Comment by pjmlp
3 hours ago
In what aspect does GNU/Linux not meet EU sovereignty security requirement, but two American companies do?
Other than the elephant in the room that most FOSS projects are anyway sponsored by US companies, that is.
3 hours ago
In what aspect does GNU/Linux not meet EU sovereignty security requirement, but two American companies do?
Other than the elephant in the room that most FOSS projects are anyway sponsored by US companies, that is.
Sovereignty yes it's obviously better.
I am just talking about the pure tech fact that GNU/Linux desktops do not have any meaningful intra-host security boundaries.
Is this a worthwhile tradeoff against being tied to US tech? Yeah maybe, like I said there are no good options here, and Linux might be the least bad.
Genuinely interested: does it bring something to say "everything is crap anyway, but given that we must choose between one of them, we may as well choose the least bad" instead of "the best solution we currently have is X"?
Secondly, are you sure that it is impossible to secure a system for a whole department? I have seen relatively big companies having an IT team managing their own Linux flavour. That is, whitelisting the packages that can be installed by the users. Given that most computer users in the administration use a handful of programs, it doesn't seem super hard to audit them?

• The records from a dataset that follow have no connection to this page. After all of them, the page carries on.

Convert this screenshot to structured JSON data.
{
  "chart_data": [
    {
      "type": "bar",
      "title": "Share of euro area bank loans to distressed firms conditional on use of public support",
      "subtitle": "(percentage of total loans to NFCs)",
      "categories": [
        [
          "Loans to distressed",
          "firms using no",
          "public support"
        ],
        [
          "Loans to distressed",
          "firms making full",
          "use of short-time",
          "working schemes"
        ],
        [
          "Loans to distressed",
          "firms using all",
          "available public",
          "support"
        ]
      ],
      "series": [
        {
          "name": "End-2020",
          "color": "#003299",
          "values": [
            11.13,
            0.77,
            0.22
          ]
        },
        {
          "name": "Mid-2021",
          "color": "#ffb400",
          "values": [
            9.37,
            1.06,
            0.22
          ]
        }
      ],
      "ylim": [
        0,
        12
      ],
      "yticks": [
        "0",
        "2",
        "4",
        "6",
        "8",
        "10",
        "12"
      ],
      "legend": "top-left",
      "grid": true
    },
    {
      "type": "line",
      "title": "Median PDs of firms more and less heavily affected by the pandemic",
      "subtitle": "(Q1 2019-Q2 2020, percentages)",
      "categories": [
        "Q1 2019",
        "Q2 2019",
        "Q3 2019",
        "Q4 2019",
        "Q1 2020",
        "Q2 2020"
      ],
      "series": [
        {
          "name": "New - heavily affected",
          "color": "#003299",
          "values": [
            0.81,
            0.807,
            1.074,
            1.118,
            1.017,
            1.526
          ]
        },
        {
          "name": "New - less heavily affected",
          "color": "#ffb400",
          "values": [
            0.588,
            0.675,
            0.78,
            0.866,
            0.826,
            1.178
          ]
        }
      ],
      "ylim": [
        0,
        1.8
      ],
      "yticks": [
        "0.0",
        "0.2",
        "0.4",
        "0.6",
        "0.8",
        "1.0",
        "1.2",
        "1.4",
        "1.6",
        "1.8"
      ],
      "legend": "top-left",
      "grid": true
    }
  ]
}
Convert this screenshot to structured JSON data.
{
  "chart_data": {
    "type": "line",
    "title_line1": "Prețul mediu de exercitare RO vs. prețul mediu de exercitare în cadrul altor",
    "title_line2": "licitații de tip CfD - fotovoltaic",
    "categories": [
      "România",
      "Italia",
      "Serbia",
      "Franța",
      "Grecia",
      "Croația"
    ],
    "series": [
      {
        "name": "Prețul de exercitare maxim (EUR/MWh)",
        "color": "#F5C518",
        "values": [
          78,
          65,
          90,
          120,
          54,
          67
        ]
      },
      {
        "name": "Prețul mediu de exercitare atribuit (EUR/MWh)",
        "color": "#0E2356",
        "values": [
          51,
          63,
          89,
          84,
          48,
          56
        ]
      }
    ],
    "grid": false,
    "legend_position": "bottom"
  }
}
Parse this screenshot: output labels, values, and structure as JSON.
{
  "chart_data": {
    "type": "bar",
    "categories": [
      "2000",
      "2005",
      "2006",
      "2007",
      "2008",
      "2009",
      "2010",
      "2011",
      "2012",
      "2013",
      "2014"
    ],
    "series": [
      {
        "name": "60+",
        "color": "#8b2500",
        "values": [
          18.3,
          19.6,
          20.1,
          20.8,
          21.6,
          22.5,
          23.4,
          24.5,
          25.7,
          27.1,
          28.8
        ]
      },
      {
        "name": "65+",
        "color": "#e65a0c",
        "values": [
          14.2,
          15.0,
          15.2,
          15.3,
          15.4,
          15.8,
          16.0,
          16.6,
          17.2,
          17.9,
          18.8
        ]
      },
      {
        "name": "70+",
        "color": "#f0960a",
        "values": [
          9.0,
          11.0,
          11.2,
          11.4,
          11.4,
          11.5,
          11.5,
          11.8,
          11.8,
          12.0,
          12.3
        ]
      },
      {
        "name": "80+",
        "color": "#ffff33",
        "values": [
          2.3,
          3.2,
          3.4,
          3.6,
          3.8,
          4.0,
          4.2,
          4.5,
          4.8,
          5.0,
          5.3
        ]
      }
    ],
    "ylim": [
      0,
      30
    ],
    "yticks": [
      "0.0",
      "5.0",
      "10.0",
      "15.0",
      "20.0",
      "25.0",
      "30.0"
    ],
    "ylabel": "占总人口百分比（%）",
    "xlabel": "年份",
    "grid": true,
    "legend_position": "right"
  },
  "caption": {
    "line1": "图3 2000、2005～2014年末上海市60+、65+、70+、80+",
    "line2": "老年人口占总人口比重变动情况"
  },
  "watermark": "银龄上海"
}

You know what happened at Google after Operation Aurora and they went full bore on security (BeyondCorp and all that)? They started phasing out Windows laptops for employees immediately.
I'm honestly having trouble taking you seriously, Windows has always been at the butt of security jokes, I guess you maybe didn't grow up with winnuke etc? But maybe you could elaborate a bit more concretely about what kind of intra-host security boundaries are missing, and why they would be required on single-user computers in this scenario?